Время шло, но никогда не проходила вина за все те смерти, что не смогли предотвратить. Я слышал это постоянно, как кто-то погиб, как что-то пошло не по плану. Мне никогда не говорили в лицо о смерти, старались избегать со мной этой темы. Кажется на их лицах была лишь жалость. Но что же здесь жалеть? Я не оплакивал умерших и всегда плохо понимал, как это произошло. Только что человек был тут. Теперь он тоже тут, просто на два метра ниже нас. Все говорили про какой-то рай, про мучеников, звали святош отпевать… Мама учила меня никогда не скорбить. И я не знал, какого это.

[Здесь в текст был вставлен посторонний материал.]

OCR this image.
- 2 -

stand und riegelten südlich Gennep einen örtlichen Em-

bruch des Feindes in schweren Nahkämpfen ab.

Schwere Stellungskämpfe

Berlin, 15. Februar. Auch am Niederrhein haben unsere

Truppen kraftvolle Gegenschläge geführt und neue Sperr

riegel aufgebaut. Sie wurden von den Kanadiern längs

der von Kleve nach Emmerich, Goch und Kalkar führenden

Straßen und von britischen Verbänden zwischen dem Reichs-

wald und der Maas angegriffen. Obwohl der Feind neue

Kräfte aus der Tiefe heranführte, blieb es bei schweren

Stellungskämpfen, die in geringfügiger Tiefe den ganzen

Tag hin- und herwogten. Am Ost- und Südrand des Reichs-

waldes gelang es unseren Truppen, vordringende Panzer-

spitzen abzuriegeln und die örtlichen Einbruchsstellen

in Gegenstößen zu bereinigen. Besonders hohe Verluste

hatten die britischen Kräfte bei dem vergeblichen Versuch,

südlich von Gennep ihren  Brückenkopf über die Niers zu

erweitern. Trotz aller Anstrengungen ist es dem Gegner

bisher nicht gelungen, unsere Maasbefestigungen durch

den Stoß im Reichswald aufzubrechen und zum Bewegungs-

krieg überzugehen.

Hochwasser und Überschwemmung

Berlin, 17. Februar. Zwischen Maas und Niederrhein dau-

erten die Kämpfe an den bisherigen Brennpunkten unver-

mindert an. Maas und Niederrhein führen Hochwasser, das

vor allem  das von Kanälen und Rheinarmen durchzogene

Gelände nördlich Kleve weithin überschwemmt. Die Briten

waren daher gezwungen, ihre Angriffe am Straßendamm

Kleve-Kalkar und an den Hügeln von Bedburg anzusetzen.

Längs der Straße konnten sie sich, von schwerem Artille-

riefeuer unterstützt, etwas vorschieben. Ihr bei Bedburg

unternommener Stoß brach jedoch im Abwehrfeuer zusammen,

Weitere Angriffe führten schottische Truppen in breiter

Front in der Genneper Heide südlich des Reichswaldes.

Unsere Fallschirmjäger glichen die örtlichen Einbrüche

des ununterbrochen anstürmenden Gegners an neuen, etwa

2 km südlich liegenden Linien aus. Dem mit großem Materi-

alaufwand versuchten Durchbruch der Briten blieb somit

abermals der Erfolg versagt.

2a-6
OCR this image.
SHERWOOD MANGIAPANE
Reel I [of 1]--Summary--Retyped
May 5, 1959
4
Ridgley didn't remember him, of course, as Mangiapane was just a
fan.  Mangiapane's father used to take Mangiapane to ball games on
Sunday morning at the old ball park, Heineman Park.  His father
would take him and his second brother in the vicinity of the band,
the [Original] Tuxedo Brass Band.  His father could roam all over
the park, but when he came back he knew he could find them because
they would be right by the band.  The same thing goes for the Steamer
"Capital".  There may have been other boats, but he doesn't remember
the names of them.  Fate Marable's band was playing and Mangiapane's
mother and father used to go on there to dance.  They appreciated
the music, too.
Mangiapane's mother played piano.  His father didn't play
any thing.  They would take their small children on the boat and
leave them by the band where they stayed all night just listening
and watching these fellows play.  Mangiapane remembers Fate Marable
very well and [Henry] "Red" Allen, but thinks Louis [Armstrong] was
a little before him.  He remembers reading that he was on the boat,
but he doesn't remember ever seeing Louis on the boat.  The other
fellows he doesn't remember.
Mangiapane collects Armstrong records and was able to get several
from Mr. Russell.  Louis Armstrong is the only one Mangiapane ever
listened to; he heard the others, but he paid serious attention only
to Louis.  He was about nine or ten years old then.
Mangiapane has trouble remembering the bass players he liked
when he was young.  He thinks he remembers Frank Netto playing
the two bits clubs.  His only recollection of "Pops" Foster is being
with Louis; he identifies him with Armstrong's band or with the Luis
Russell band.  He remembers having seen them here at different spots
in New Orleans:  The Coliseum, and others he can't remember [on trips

Прошло будто несколько часов перед тем, как он проснулся. Его конечности всё еще отказывались двигаться, его пробуждение выдала мелкая судорога и активировавшийся серый глаз. Яркость его радужки стала ещё тусклей, её было видно всё хуже на фоне пустых черных склер. Его батарея начала сдаваться. Он что-то шептал, из последних сил напрягая проводные связки.

— Крыша… Отведи меня… На крышу…

Не было ни одного вопроса. Мне было необходимо, жизненно необходимо отнести его на крышу. Чтобы поднять Примуса с пола мне нужно было снова нести его на руках. Моя спина совсем отекла, а ноги и без того дрожали. Став быстро соображать, я заметил плед на диване, которым укрывался этой ночью.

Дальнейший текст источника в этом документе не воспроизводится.